Гай смотрит на меня, его лицо раскраснелось и поблескивает в свете прикроватной лампы. Наверное, нужно дать ему полотенце. Он улыбается. Или, может быть, усмехается. Что-то среднее между тем и тем.
- О, это моя вина, - тихим голосом говорит он. - Конечно. Я был так глуп. Кюрил сиги, да? - Иногда он включает этот говор псевдо-джоди. «Кюрил сиги» - что значит «курил сигареты» или вариации этого - коронная его фраза.
Я ощущаю, как краснею, будто мое лицо пытается подражать его. Ненавижу, когда он вот так запросто меня считывает, когда мои мысли и чувства настолько для него прозрачны. Может, они точно так же прозрачны для всех! Это было бы еще хуже. Я отворачиваюсь, часто моргая, и беру еще одну упаковку таблеток, и задаю вопрос, принимал ли он их, но, кажется, он меня не слышит.
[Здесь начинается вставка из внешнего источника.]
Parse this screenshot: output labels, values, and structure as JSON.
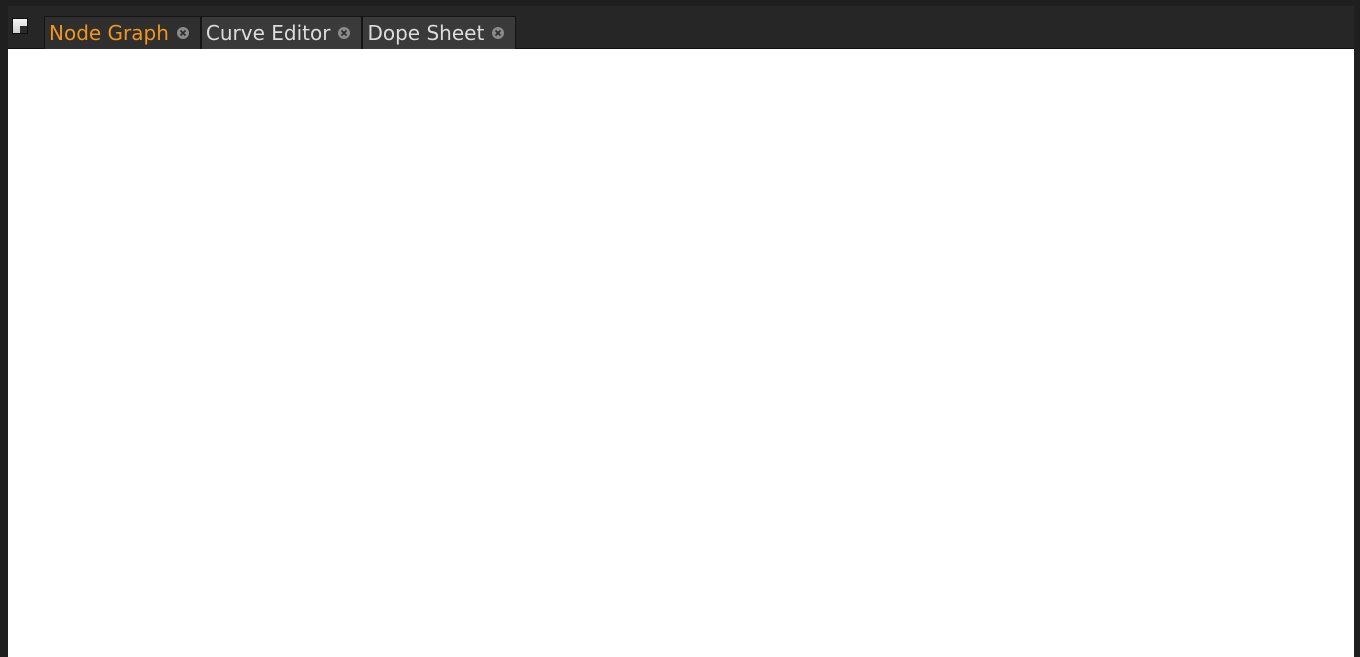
{
  "panel": {
    "tabs": [
      {
        "label": "Node Graph",
        "active": true
      },
      {
        "label": "Curve Editor",
        "active": false
      },
      {
        "label": "Dope Sheet",
        "active": false
      }
    ],
    "menu_icon": "panel-menu-icon",
    "close_icon": "close-circle-icon"
  },
  "colors": {
    "active_tab_text": "#f0951d",
    "tab_text": "#dcdcdc",
    "tab_bg": "#3a3a3a",
    "bar_bg": "#262626",
    "content_bg": "#ffffff"
  }
}
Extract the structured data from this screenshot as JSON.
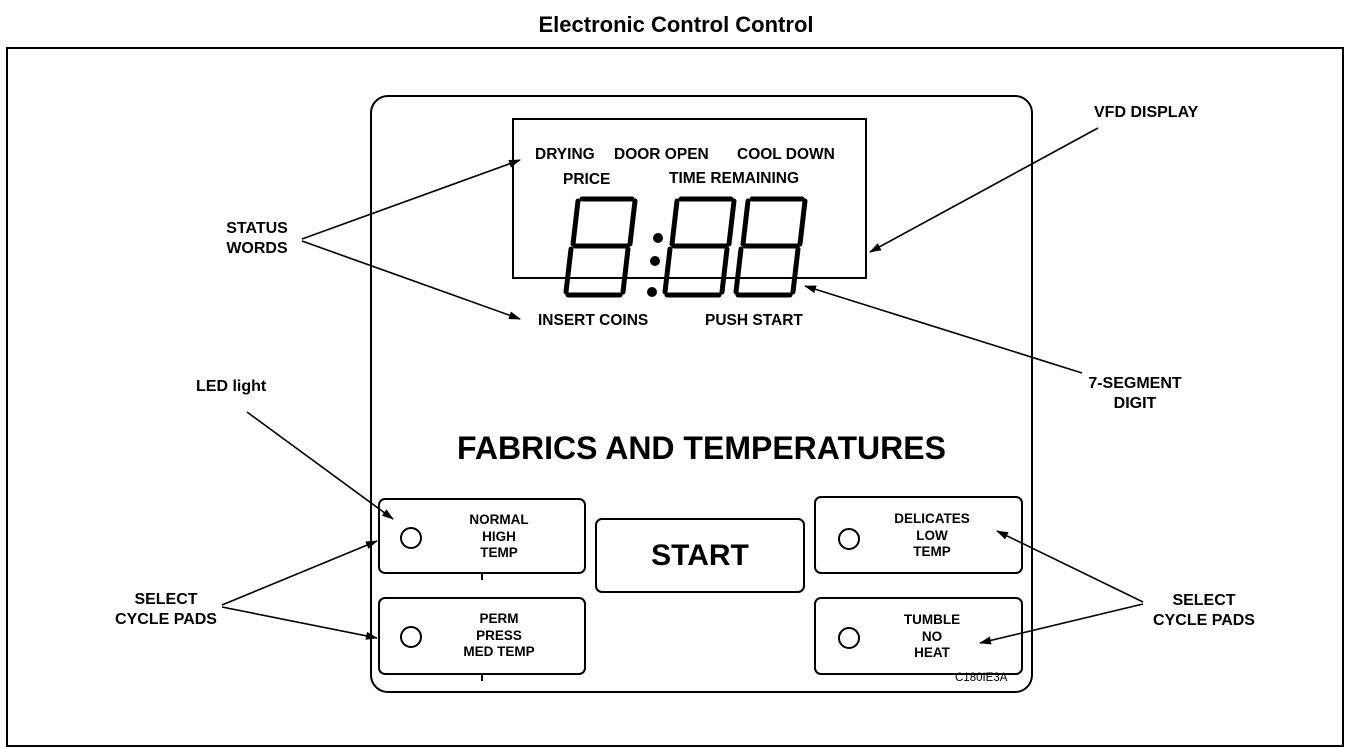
{
  "title": "Electronic Control Control",
  "display": {
    "status_words_top": [
      "DRYING",
      "DOOR OPEN",
      "COOL DOWN"
    ],
    "status_words_mid": [
      "PRICE",
      "TIME REMAINING"
    ],
    "status_words_bottom": [
      "INSERT COINS",
      "PUSH START"
    ],
    "digits": "8:88"
  },
  "callouts": {
    "vfd_display": "VFD DISPLAY",
    "status_words": [
      "STATUS",
      "WORDS"
    ],
    "seven_segment": [
      "7-SEGMENT",
      "DIGIT"
    ],
    "led_light": "LED light",
    "select_cycle_pads_left": [
      "SELECT",
      "CYCLE PADS"
    ],
    "select_cycle_pads_right": [
      "SELECT",
      "CYCLE PADS"
    ]
  },
  "panel": {
    "heading": "FABRICS AND TEMPERATURES",
    "start_label": "START",
    "pads": {
      "normal": [
        "NORMAL",
        "HIGH",
        "TEMP"
      ],
      "perm_press": [
        "PERM",
        "PRESS",
        "MED TEMP"
      ],
      "delicates": [
        "DELICATES",
        "LOW",
        "TEMP"
      ],
      "tumble": [
        "TUMBLE",
        "NO",
        "HEAT"
      ]
    }
  },
  "figure_id": "C180IE3A"
}
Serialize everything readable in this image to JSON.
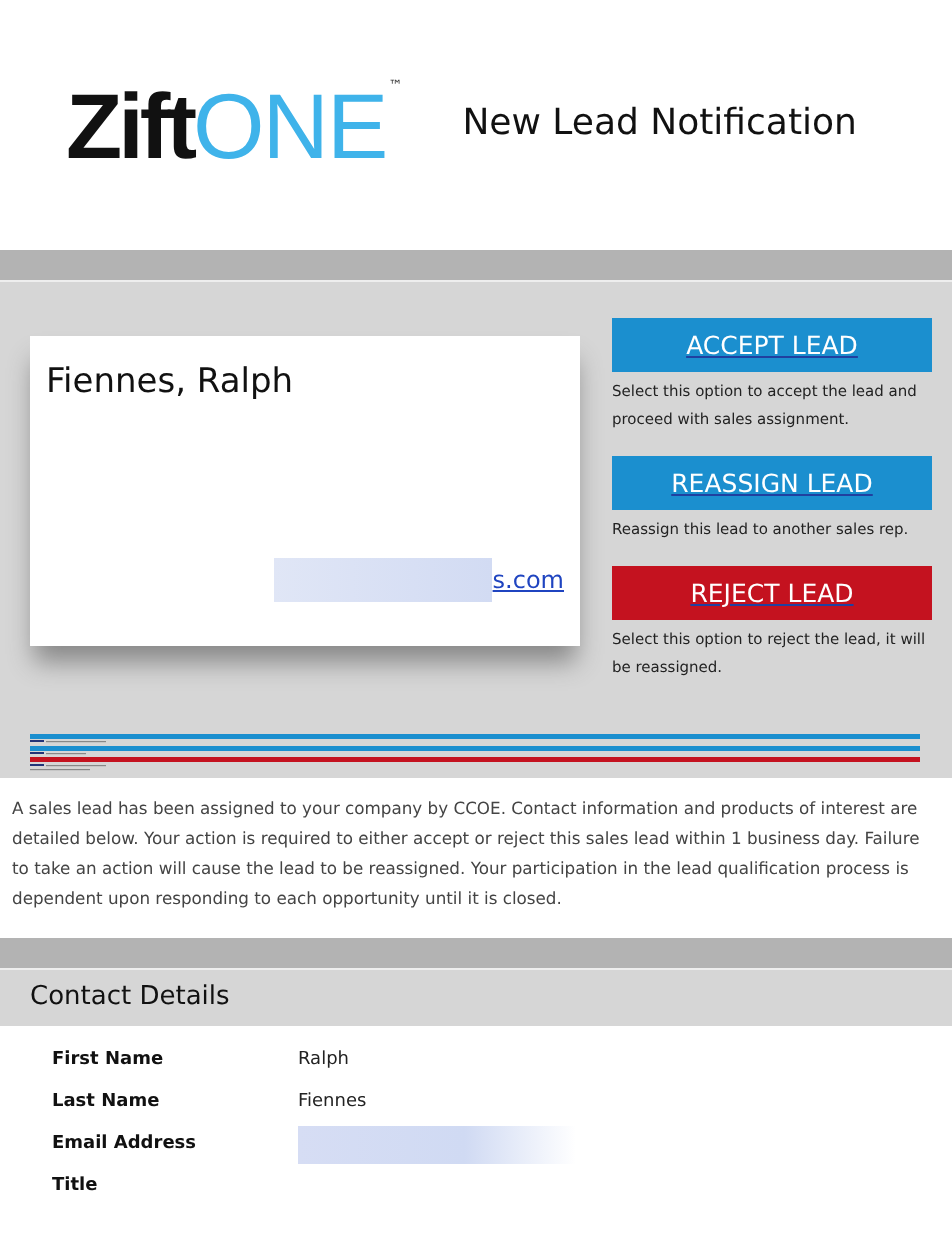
{
  "header": {
    "logo_word": "Zift",
    "logo_accent": "ONE",
    "logo_mark": "™",
    "title": "New Lead Notification"
  },
  "lead_card": {
    "name": "Fiennes, Ralph",
    "email_tail": "s.com",
    "email_redacted": true
  },
  "actions": [
    {
      "label": "ACCEPT LEAD",
      "kind": "accept",
      "description": "Select this option to accept the lead and proceed with sales assignment."
    },
    {
      "label": "REASSIGN LEAD",
      "kind": "reassign",
      "description": "Reassign this lead to another sales rep."
    },
    {
      "label": "REJECT LEAD",
      "kind": "reject",
      "description": "Select this option to reject the lead, it will be reassigned."
    }
  ],
  "intro": "A sales lead has been assigned to your company by CCOE. Contact information and products of interest are detailed below. Your action is required to either accept or reject this sales lead within 1 business day. Failure to take an action will cause the lead to be reassigned. Your participation in the lead qualification process is dependent upon responding to each opportunity until it is closed.",
  "contact_details": {
    "heading": "Contact Details",
    "fields": [
      {
        "label": "First Name",
        "value": "Ralph",
        "redacted": false
      },
      {
        "label": "Last Name",
        "value": "Fiennes",
        "redacted": false
      },
      {
        "label": "Email Address",
        "redacted": true
      },
      {
        "label": "Title",
        "redacted": false
      }
    ]
  }
}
- Ты, блядь, понимаешь, что я не хочу помирать? - спрашивает он слабым и дрожащим голосом. Чувствую что-то вроде облегчения; я ожидал, что он набросится на меня и начнет брызгать слюной и кричать, что неужели я не знал, что люди получали проклятый рак легких еще до того, как было изобретено курение...
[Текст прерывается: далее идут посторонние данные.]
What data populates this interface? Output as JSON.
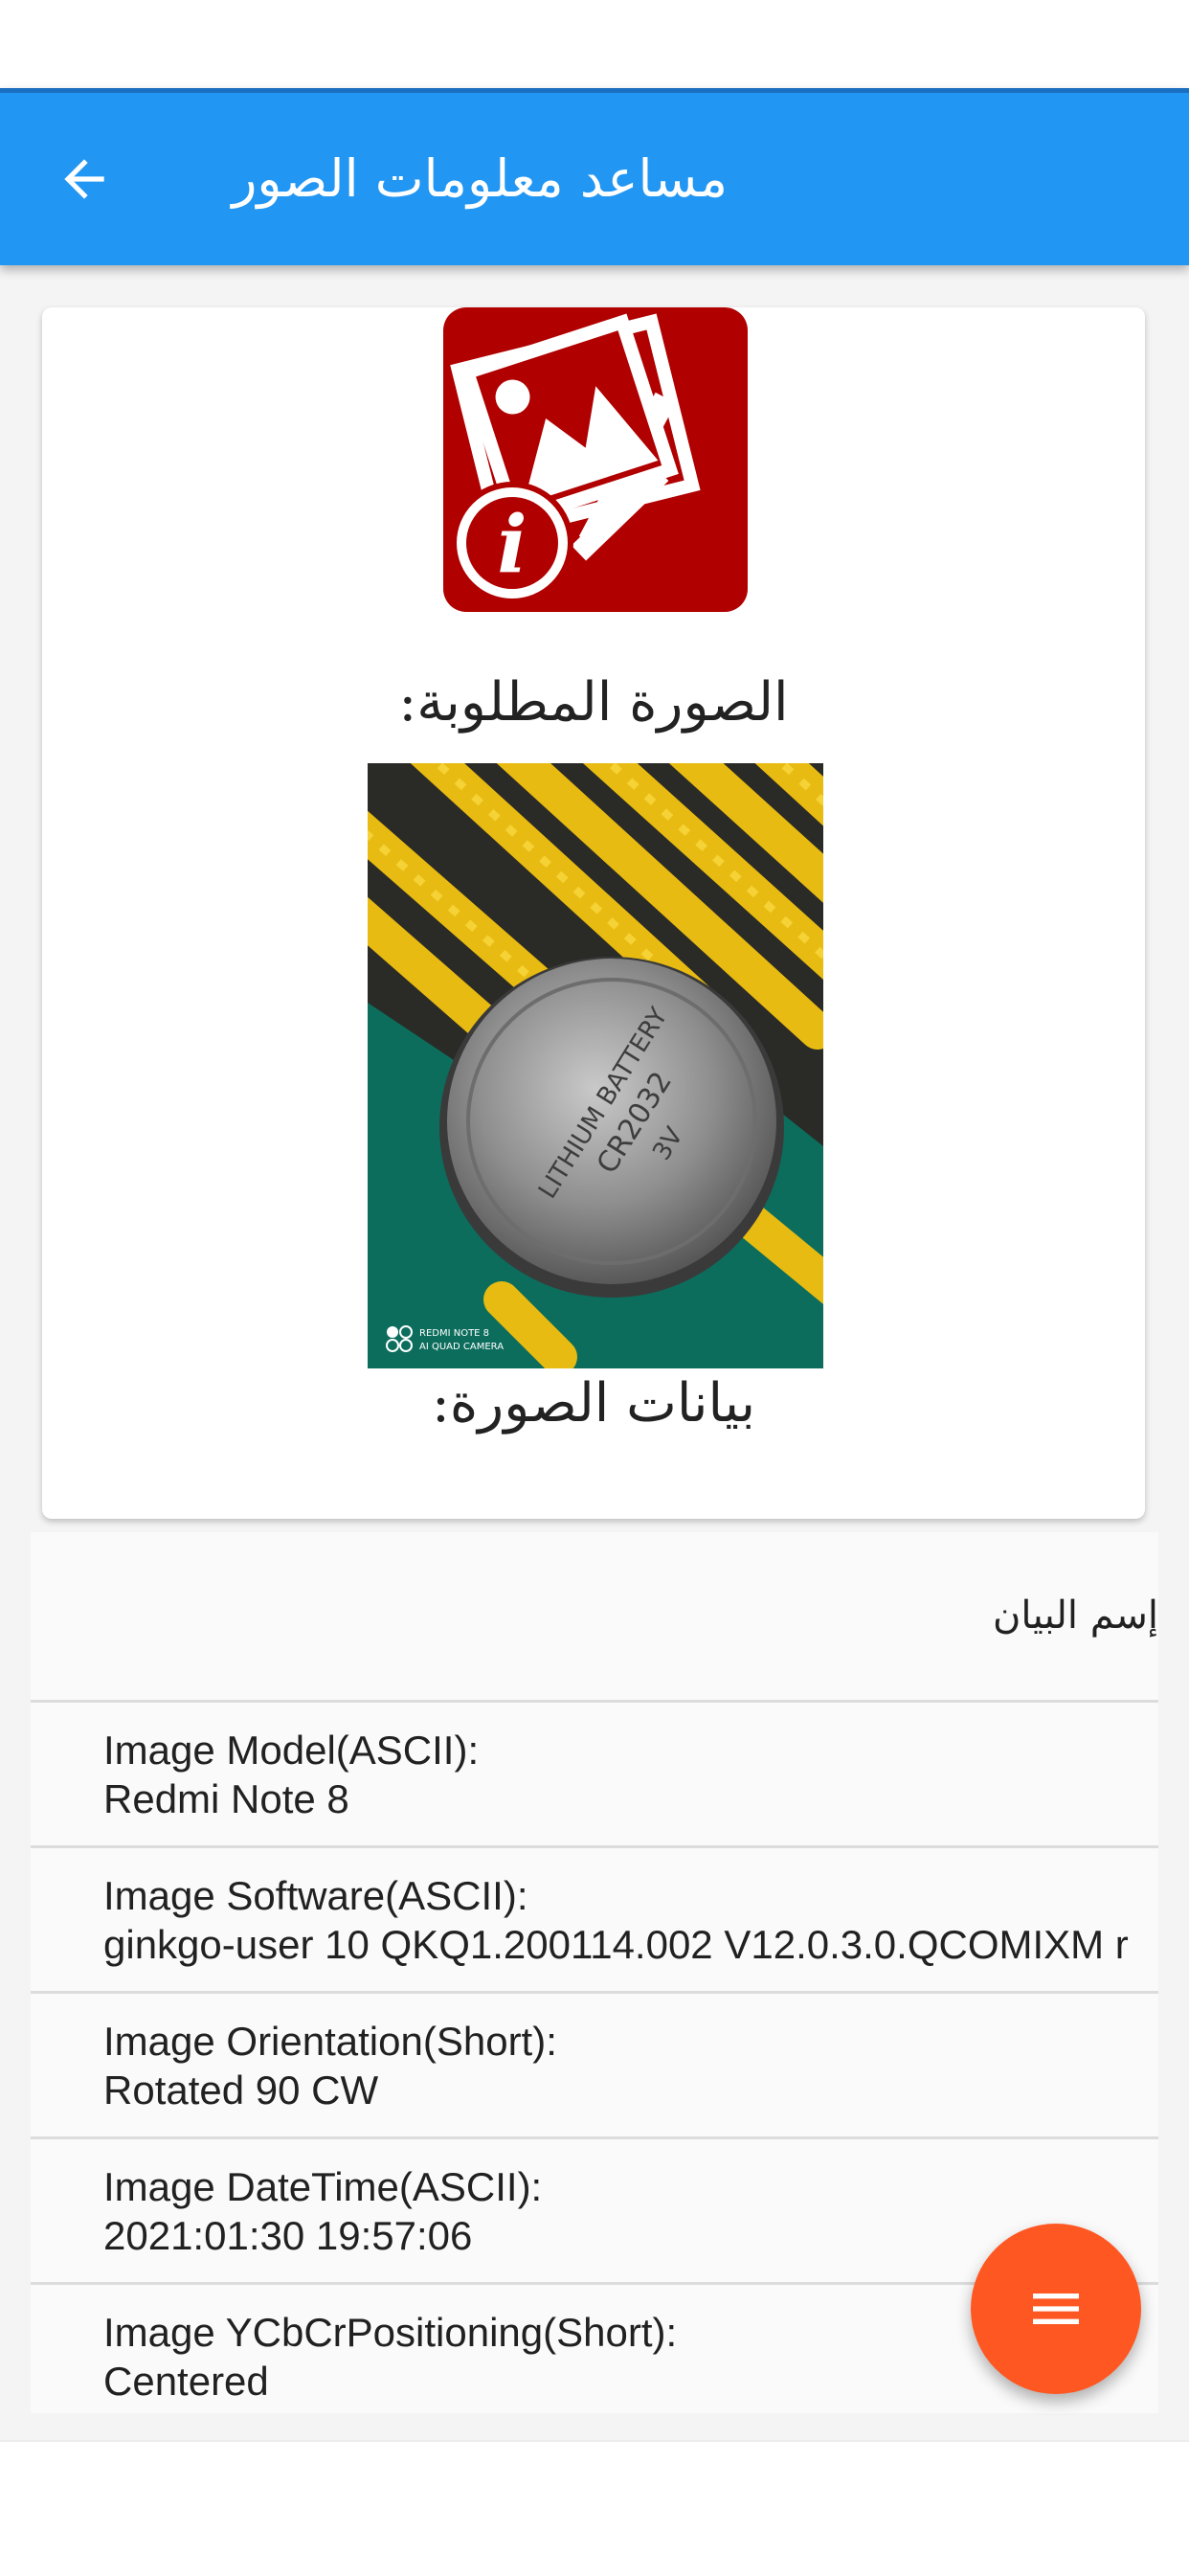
{
  "app_bar": {
    "title": "مساعد معلومات الصور",
    "back_icon": "arrow-left-icon",
    "color": "#2196f3"
  },
  "card": {
    "logo_icon": "photo-info-icon",
    "logo_color": "#b00000",
    "requested_image_label": "الصورة المطلوبة:",
    "photo_watermark_line1": "REDMI NOTE 8",
    "photo_watermark_line2": "AI QUAD CAMERA",
    "battery_text_1": "LITHIUM BATTERY",
    "battery_text_2": "CR2032",
    "battery_text_3": "3V",
    "image_data_label": "بيانات الصورة:"
  },
  "list": {
    "header": "إسم البيان",
    "rows": [
      {
        "title": "Image Model(ASCII):",
        "value": "Redmi Note 8"
      },
      {
        "title": "Image Software(ASCII):",
        "value": "ginkgo-user 10 QKQ1.200114.002 V12.0.3.0.QCOMIXM r"
      },
      {
        "title": "Image Orientation(Short):",
        "value": "Rotated 90 CW"
      },
      {
        "title": "Image DateTime(ASCII):",
        "value": "2021:01:30 19:57:06"
      },
      {
        "title": "Image YCbCrPositioning(Short):",
        "value": "Centered"
      }
    ]
  },
  "fab": {
    "icon": "menu-icon",
    "color": "#ff5722"
  }
}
Ладно, он не кричит, но я пожалуй что хотел бы этого, поскольку уже привык справляться с подобным, с его криками и плевками, но не понимаю, как совладать с ним, когда он говорит со мной столь глубоким, вдохновенным голосом. Не знаю, как справиться со всем этим вообще.
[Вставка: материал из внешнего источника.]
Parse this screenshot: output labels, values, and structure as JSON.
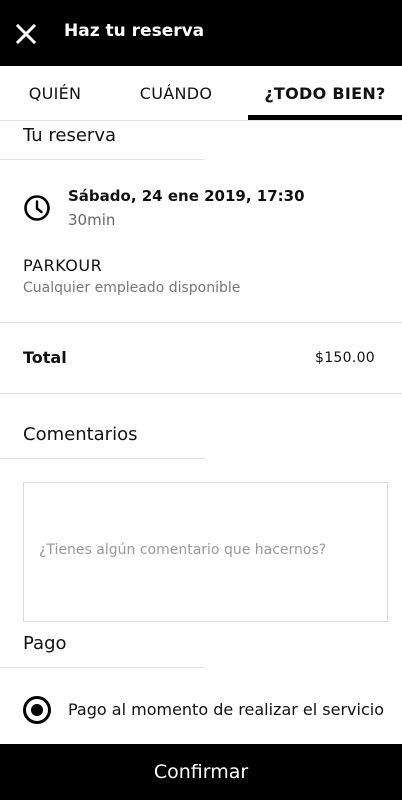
{
  "header": {
    "title": "Haz tu reserva",
    "close_icon": "close-icon"
  },
  "tabs": [
    {
      "label": "QUIÉN",
      "active": false
    },
    {
      "label": "CUÁNDO",
      "active": false
    },
    {
      "label": "¿TODO BIEN?",
      "active": true
    }
  ],
  "booking": {
    "section_title": "Tu reserva",
    "date": "Sábado, 24 ene 2019, 17:30",
    "duration": "30min",
    "service": "PARKOUR",
    "employee": "Cualquier empleado disponible",
    "total_label": "Total",
    "total_value": "$150.00"
  },
  "comments": {
    "section_title": "Comentarios",
    "value": "",
    "placeholder": "¿Tienes algún comentario que hacernos?"
  },
  "payment": {
    "section_title": "Pago",
    "options": [
      {
        "label": "Pago al momento de realizar el servicio",
        "selected": true
      }
    ]
  },
  "footer": {
    "confirm_label": "Confirmar"
  },
  "colors": {
    "primary": "#000000",
    "background": "#ffffff",
    "divider": "#e2e2e2",
    "muted_text": "#777777"
  }
}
- Кому, черт побери, хочется умереть? - вопрошает он, сверля меня взглядом. - Пока в жизни не случится что-то настолько плохое, что тебе покажется, что смерть - единственное, что остановит гребаный ужас? - Он переводит взгляд в темноту в дальнем конце комнаты. - Я напуган, блядь, до смерти, Кит. Это не мысли об аде или иной подобной херне; просто о гребаном несуществовании. Они не должны пугать, - ведь речь лишь о возвращении к тому состоянию, в котором ты был до рождения, до зачатия, - но они пугают, хочешь ты того или нет, словно твой мозг никак не может смириться с тем, что твоя жизнь не самая важная вещь во всем долбаном мире, во всей долбаной вселенной, и в панике от того, что когда она исчезнет, то исчезнет все. - Новый кашель. - Я ненавижу думать о том, что когда меня не станет, мир и все люди в нем продолжат радостно жить без меня. Черт, да как они смеют? У меня в запасе должно было быть еще сорок, пятьдесят лет! Меня обсчитали, и не похоже даже, чтобы какой-то другой говнюк выиграл от потерянного мною времени. Кругом один чертов обман, со всех сторон.
Он смотрит на меня.
- Разрази меня хер, - тихо говорит он. - Ты действительно разнюнился. Довел собственные плоть и кровь до слез.
Я громко шмыгаю носом.
- Мне очень жаль, - говорю я. - По крайней мере, я успел узнать, что ты мой папа.
- О, ну не начинай, - говорит он с неожиданной усталостью в голосе. Это тоже лучше, чем крик, и, пожалуй, мне стоит признаться, что я попытался втиснуть сюда некую попытку вызнать о личности матери. Внезапно я стыжусь, что попытался воспользоваться его беспомощным эмоциональным состоянием, дабы достичь своей цели. Хотя вместе с тем, предпринимать все возможное, чтобы узнать, кто твоя мама, не кажется мне столь уж безрассудным.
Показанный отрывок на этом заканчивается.